Eric Chenut : On avait effectivement été déçus de l'échec de la négociation précédente, donc là on est satisfait. D’autant qu’il y a eu un accord unanime des complémentaires pour accompagner cet effort sans précédent. Si on prend le règlement arbitral et la négociation de cette année, cela représente un effort pour les complémentaires de 410 millions d'euros. C’est un montant très significatif mais qui nous semble nécessaire quand on regarde l'ensemble des revalorisations qui ont été déterminées au regard des engagements de la profession. Compte tenu du besoin d'accès aux soins, des difficultés de permanence de soins sur certains territoires le soir et le week-end qui conduisent certains de nos concitoyens à devoir aller aux urgences.

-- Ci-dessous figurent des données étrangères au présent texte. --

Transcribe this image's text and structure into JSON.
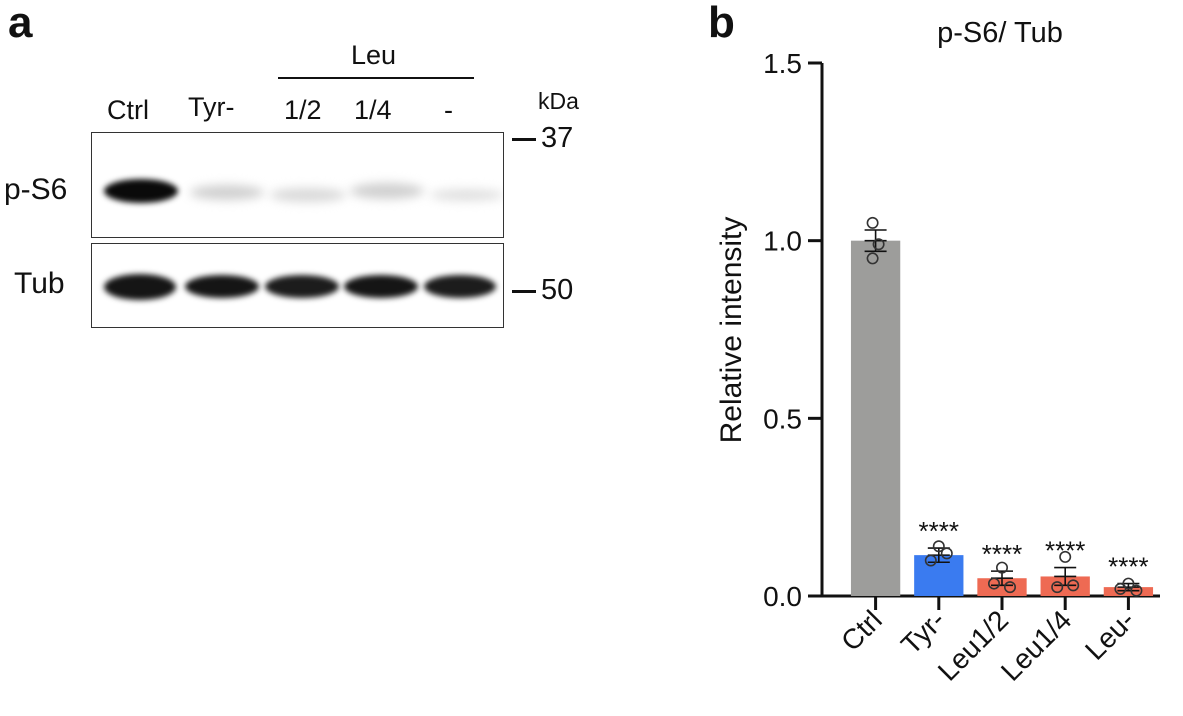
{
  "panel_a": {
    "letter": "a",
    "group_label": "Leu",
    "lanes": [
      "Ctrl",
      "Tyr-",
      "1/2",
      "1/4",
      "-"
    ],
    "unit_label": "kDa",
    "blots": [
      {
        "label": "p-S6",
        "marker": "37",
        "band_intensity": [
          1.0,
          0.12,
          0.08,
          0.12,
          0.05
        ]
      },
      {
        "label": "Tub",
        "marker": "50",
        "band_intensity": [
          0.95,
          0.95,
          0.92,
          0.95,
          0.92
        ]
      }
    ]
  },
  "panel_b": {
    "letter": "b"
  },
  "colors": {
    "gray": "#9d9d9b",
    "blue": "#3a7bf0",
    "red": "#ee6a53"
  },
  "chart_data": {
    "type": "bar",
    "title": "p-S6/ Tub",
    "xlabel": "",
    "ylabel": "Relative intensity",
    "categories": [
      "Ctrl",
      "Tyr-",
      "Leu1/2",
      "Leu1/4",
      "Leu-"
    ],
    "values": [
      1.0,
      0.115,
      0.05,
      0.055,
      0.025
    ],
    "sem": [
      0.03,
      0.02,
      0.02,
      0.025,
      0.01
    ],
    "points": [
      [
        1.05,
        0.99,
        0.95
      ],
      [
        0.14,
        0.1,
        0.12
      ],
      [
        0.08,
        0.035,
        0.025
      ],
      [
        0.11,
        0.025,
        0.03
      ],
      [
        0.035,
        0.02,
        0.015
      ]
    ],
    "bar_colors": [
      "#9d9d9b",
      "#3a7bf0",
      "#ee6a53",
      "#ee6a53",
      "#ee6a53"
    ],
    "significance": [
      "",
      "****",
      "****",
      "****",
      "****"
    ],
    "ylim": [
      0,
      1.5
    ],
    "yticks": [
      "0.0",
      "0.5",
      "1.0",
      "1.5"
    ],
    "grid": false
  }
}
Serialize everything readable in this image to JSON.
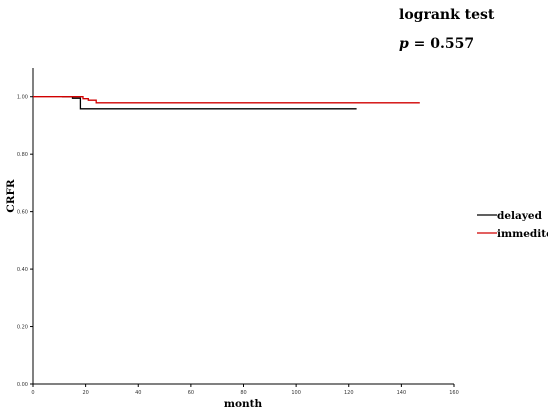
{
  "annotation": {
    "test_label": "logrank test",
    "p_symbol": "p",
    "p_text": " = 0.557"
  },
  "chart_data": {
    "type": "line",
    "xlabel": "month",
    "ylabel": "CRFR",
    "xlim": [
      0,
      160
    ],
    "ylim": [
      0,
      1.1
    ],
    "x_ticks": [
      0,
      20,
      40,
      60,
      80,
      100,
      120,
      140,
      160
    ],
    "y_ticks": [
      0.0,
      0.2,
      0.4,
      0.6,
      0.8,
      1.0
    ],
    "x_tick_labels": [
      "0",
      "20",
      "40",
      "60",
      "80",
      "100",
      "120",
      "140",
      "160"
    ],
    "y_tick_labels": [
      "0.00",
      "0.20",
      "0.40",
      "0.60",
      "0.80",
      "1.00"
    ],
    "legend_position": "right",
    "step": true,
    "grid": false,
    "series": [
      {
        "name": "delayed",
        "color": "#000000",
        "points": [
          [
            11,
            1.0
          ],
          [
            15,
            1.0
          ],
          [
            15,
            0.995
          ],
          [
            18,
            0.995
          ],
          [
            18,
            0.958
          ],
          [
            123,
            0.958
          ]
        ]
      },
      {
        "name": "immedite",
        "color": "#d10000",
        "points": [
          [
            0,
            1.0
          ],
          [
            19,
            1.0
          ],
          [
            19,
            0.993
          ],
          [
            21,
            0.993
          ],
          [
            21,
            0.988
          ],
          [
            24,
            0.988
          ],
          [
            24,
            0.979
          ],
          [
            147,
            0.979
          ]
        ]
      }
    ]
  }
}
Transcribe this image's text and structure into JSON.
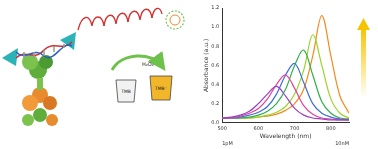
{
  "diagram": {
    "arrow_label": "H₂O₂",
    "cup_labels": [
      "TMB",
      "TMB⁺"
    ]
  },
  "chart_data": {
    "type": "line",
    "x_label": "Wavelength (nm)",
    "y_label": "Absorbance (a.u.)",
    "annotations": [
      "1pM",
      "10nM"
    ],
    "x": [
      500,
      525,
      550,
      575,
      600,
      625,
      650,
      675,
      700,
      725,
      750,
      775,
      800,
      825,
      850
    ],
    "series": [
      {
        "color": "#9b3fc4",
        "values": [
          0.05,
          0.06,
          0.08,
          0.12,
          0.2,
          0.3,
          0.38,
          0.28,
          0.15,
          0.08,
          0.05,
          0.04,
          0.03,
          0.03,
          0.03
        ]
      },
      {
        "color": "#e0449a",
        "values": [
          0.05,
          0.05,
          0.07,
          0.1,
          0.15,
          0.25,
          0.4,
          0.5,
          0.36,
          0.18,
          0.09,
          0.05,
          0.04,
          0.03,
          0.03
        ]
      },
      {
        "color": "#3f6fd8",
        "values": [
          0.05,
          0.05,
          0.06,
          0.08,
          0.11,
          0.17,
          0.3,
          0.5,
          0.62,
          0.42,
          0.2,
          0.1,
          0.06,
          0.04,
          0.03
        ]
      },
      {
        "color": "#2fb04c",
        "values": [
          0.05,
          0.05,
          0.05,
          0.06,
          0.08,
          0.12,
          0.2,
          0.35,
          0.6,
          0.76,
          0.5,
          0.22,
          0.1,
          0.05,
          0.04
        ]
      },
      {
        "color": "#9bd42a",
        "values": [
          0.05,
          0.05,
          0.05,
          0.05,
          0.06,
          0.08,
          0.11,
          0.17,
          0.3,
          0.55,
          0.92,
          0.6,
          0.25,
          0.1,
          0.05
        ]
      },
      {
        "color": "#f28a1e",
        "values": [
          0.05,
          0.05,
          0.05,
          0.05,
          0.06,
          0.07,
          0.09,
          0.13,
          0.2,
          0.35,
          0.7,
          1.12,
          0.7,
          0.28,
          0.1
        ]
      }
    ],
    "xlim": [
      500,
      850
    ],
    "xticks": [
      500,
      600,
      700,
      800
    ],
    "ylim": [
      0,
      1.2
    ],
    "yticks": [
      {
        "value": 0,
        "label": "0.0"
      },
      0.2,
      0.4,
      0.6,
      0.8,
      {
        "value": 1,
        "label": "1.0"
      },
      1.2
    ],
    "grid": false
  }
}
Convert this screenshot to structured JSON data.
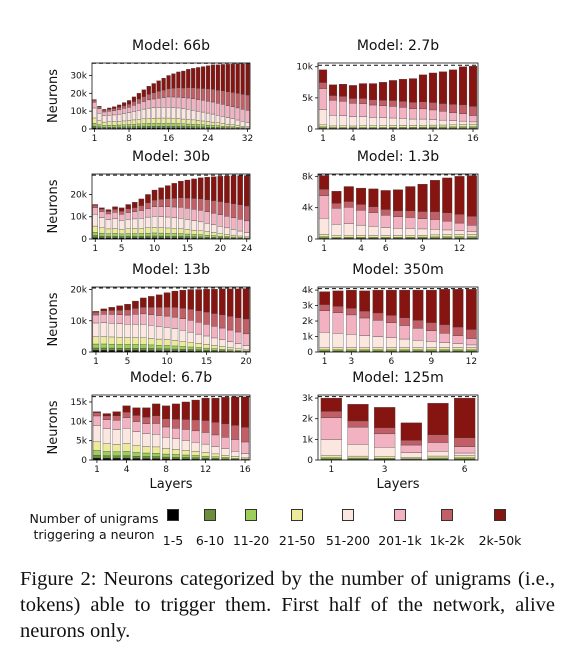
{
  "colors": [
    "#000000",
    "#6b8e3a",
    "#9ccf5a",
    "#eeea9c",
    "#fbe6e0",
    "#f3b2c2",
    "#c15e66",
    "#861512"
  ],
  "legend": {
    "title_line1": "Number of unigrams",
    "title_line2": "triggering a neuron",
    "items": [
      "1-5",
      "6-10",
      "11-20",
      "21-50",
      "51-200",
      "201-1k",
      "1k-2k",
      "2k-50k"
    ]
  },
  "caption": "Figure 2: Neurons categorized by the number of unigrams (i.e., tokens) able to trigger them. First half of the network, alive neurons only.",
  "chart_data": [
    {
      "type": "bar",
      "stacked": true,
      "title": "Model: 66b",
      "xlabel": "",
      "ylabel": "Neurons",
      "ylim": [
        0,
        37000
      ],
      "yticks": [
        0,
        10000,
        20000,
        30000
      ],
      "ytick_labels": [
        "0",
        "10k",
        "20k",
        "30k"
      ],
      "xticks": [
        1,
        8,
        16,
        24,
        32
      ],
      "dashed_line": 36864,
      "layers": [
        1,
        2,
        3,
        4,
        5,
        6,
        7,
        8,
        9,
        10,
        11,
        12,
        13,
        14,
        15,
        16,
        17,
        18,
        19,
        20,
        21,
        22,
        23,
        24,
        25,
        26,
        27,
        28,
        29,
        30,
        31,
        32
      ],
      "totals": [
        16500,
        12800,
        11000,
        11800,
        12500,
        13500,
        14800,
        16000,
        18000,
        20000,
        22000,
        24000,
        25500,
        27000,
        28500,
        30000,
        31000,
        32000,
        32500,
        33500,
        34000,
        34500,
        35000,
        35500,
        36000,
        36000,
        36200,
        36300,
        36400,
        36500,
        36500,
        36600
      ]
    },
    {
      "type": "bar",
      "stacked": true,
      "title": "Model: 2.7b",
      "xlabel": "",
      "ylabel": "",
      "ylim": [
        0,
        10600
      ],
      "yticks": [
        0,
        5000,
        10000
      ],
      "ytick_labels": [
        "0",
        "5k",
        "10k"
      ],
      "xticks": [
        1,
        4,
        8,
        12,
        16
      ],
      "dashed_line": 10240,
      "layers": [
        1,
        2,
        3,
        4,
        5,
        6,
        7,
        8,
        9,
        10,
        11,
        12,
        13,
        14,
        15,
        16
      ],
      "totals": [
        9500,
        7100,
        7200,
        7000,
        7300,
        7300,
        7500,
        7800,
        8000,
        8100,
        8700,
        9000,
        9200,
        9500,
        10000,
        10100
      ]
    },
    {
      "type": "bar",
      "stacked": true,
      "title": "Model: 30b",
      "xlabel": "",
      "ylabel": "Neurons",
      "ylim": [
        0,
        29200
      ],
      "yticks": [
        0,
        10000,
        20000
      ],
      "ytick_labels": [
        "0",
        "10k",
        "20k"
      ],
      "xticks": [
        1,
        5,
        10,
        15,
        20,
        24
      ],
      "dashed_line": 28672,
      "layers": [
        1,
        2,
        3,
        4,
        5,
        6,
        7,
        8,
        9,
        10,
        11,
        12,
        13,
        14,
        15,
        16,
        17,
        18,
        19,
        20,
        21,
        22,
        23,
        24
      ],
      "totals": [
        15500,
        14000,
        13200,
        14500,
        14000,
        15500,
        16500,
        18000,
        20000,
        22000,
        23000,
        24000,
        25000,
        26000,
        26500,
        27000,
        27500,
        27800,
        28000,
        28200,
        28300,
        28400,
        28500,
        28500
      ]
    },
    {
      "type": "bar",
      "stacked": true,
      "title": "Model: 1.3b",
      "xlabel": "",
      "ylabel": "",
      "ylim": [
        0,
        8300
      ],
      "yticks": [
        0,
        4000,
        8000
      ],
      "ytick_labels": [
        "0",
        "4k",
        "8k"
      ],
      "xticks": [
        1,
        4,
        6,
        9,
        12
      ],
      "dashed_line": 8192,
      "layers": [
        1,
        2,
        3,
        4,
        5,
        6,
        7,
        8,
        9,
        10,
        11,
        12,
        13
      ],
      "totals": [
        8100,
        6100,
        6700,
        6500,
        6400,
        6200,
        6300,
        6700,
        7000,
        7500,
        7800,
        8000,
        8100
      ]
    },
    {
      "type": "bar",
      "stacked": true,
      "title": "Model: 13b",
      "xlabel": "",
      "ylabel": "Neurons",
      "ylim": [
        0,
        20800
      ],
      "yticks": [
        0,
        10000,
        20000
      ],
      "ytick_labels": [
        "0",
        "10k",
        "20k"
      ],
      "xticks": [
        1,
        5,
        10,
        15,
        20
      ],
      "dashed_line": 20480,
      "layers": [
        1,
        2,
        3,
        4,
        5,
        6,
        7,
        8,
        9,
        10,
        11,
        12,
        13,
        14,
        15,
        16,
        17,
        18,
        19,
        20
      ],
      "totals": [
        13000,
        13800,
        14300,
        14800,
        15300,
        16300,
        17300,
        17800,
        18300,
        19000,
        19500,
        19800,
        20000,
        20000,
        20100,
        20100,
        20200,
        20200,
        20200,
        20300
      ]
    },
    {
      "type": "bar",
      "stacked": true,
      "title": "Model: 350m",
      "xlabel": "",
      "ylabel": "",
      "ylim": [
        0,
        4200
      ],
      "yticks": [
        0,
        1000,
        2000,
        3000,
        4000
      ],
      "ytick_labels": [
        "0",
        "1k",
        "2k",
        "3k",
        "4k"
      ],
      "xticks": [
        1,
        3,
        6,
        9,
        12
      ],
      "dashed_line": 4096,
      "layers": [
        1,
        2,
        3,
        4,
        5,
        6,
        7,
        8,
        9,
        10,
        11,
        12
      ],
      "totals": [
        3900,
        3950,
        4000,
        3950,
        4000,
        4000,
        4000,
        4000,
        4000,
        4050,
        4050,
        4050
      ]
    },
    {
      "type": "bar",
      "stacked": true,
      "title": "Model: 6.7b",
      "xlabel": "Layers",
      "ylabel": "Neurons",
      "ylim": [
        0,
        16800
      ],
      "yticks": [
        0,
        5000,
        10000,
        15000
      ],
      "ytick_labels": [
        "0",
        "5k",
        "10k",
        "15k"
      ],
      "xticks": [
        1,
        4,
        8,
        12,
        16
      ],
      "dashed_line": 16384,
      "layers": [
        1,
        2,
        3,
        4,
        5,
        6,
        7,
        8,
        9,
        10,
        11,
        12,
        13,
        14,
        15,
        16
      ],
      "totals": [
        12500,
        12000,
        12500,
        14000,
        13500,
        13500,
        14500,
        14000,
        14500,
        15000,
        15500,
        16000,
        16000,
        16200,
        16300,
        16300
      ]
    },
    {
      "type": "bar",
      "stacked": true,
      "title": "Model: 125m",
      "xlabel": "Layers",
      "ylabel": "",
      "ylim": [
        0,
        3150
      ],
      "yticks": [
        0,
        1000,
        2000,
        3000
      ],
      "ytick_labels": [
        "0",
        "1k",
        "2k",
        "3k"
      ],
      "xticks": [
        1,
        3,
        6
      ],
      "dashed_line": 3072,
      "layers": [
        1,
        2,
        3,
        4,
        5,
        6
      ],
      "totals": [
        3000,
        2700,
        2550,
        1800,
        2750,
        3000
      ]
    }
  ]
}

Quand on voit aussi des sujets autour de l'efficience, de la pertinence des prescriptions médicamenteuses, on se dit qu’il y a des pistes dans cette convention, dans l'accord d'engagement de la profession qui sont importantes.
Toutes les parties prenantes ont fait des pas les unes vers les autres dans l'intérêt des assurés sociaux. Et maintenant il va falloir mettre en œuvre tout ça.

 

« Si on prend le règlement arbitral et la négociation de cette année, cela représente un effort pour les complémentaires de 410 millions d'euros. C’est un montant très significatif »

 

Malgré les dépenses supplémentaires pour les assurances complémentaires, vous souteniez les demandes d’augmentation de tarif des médecins ?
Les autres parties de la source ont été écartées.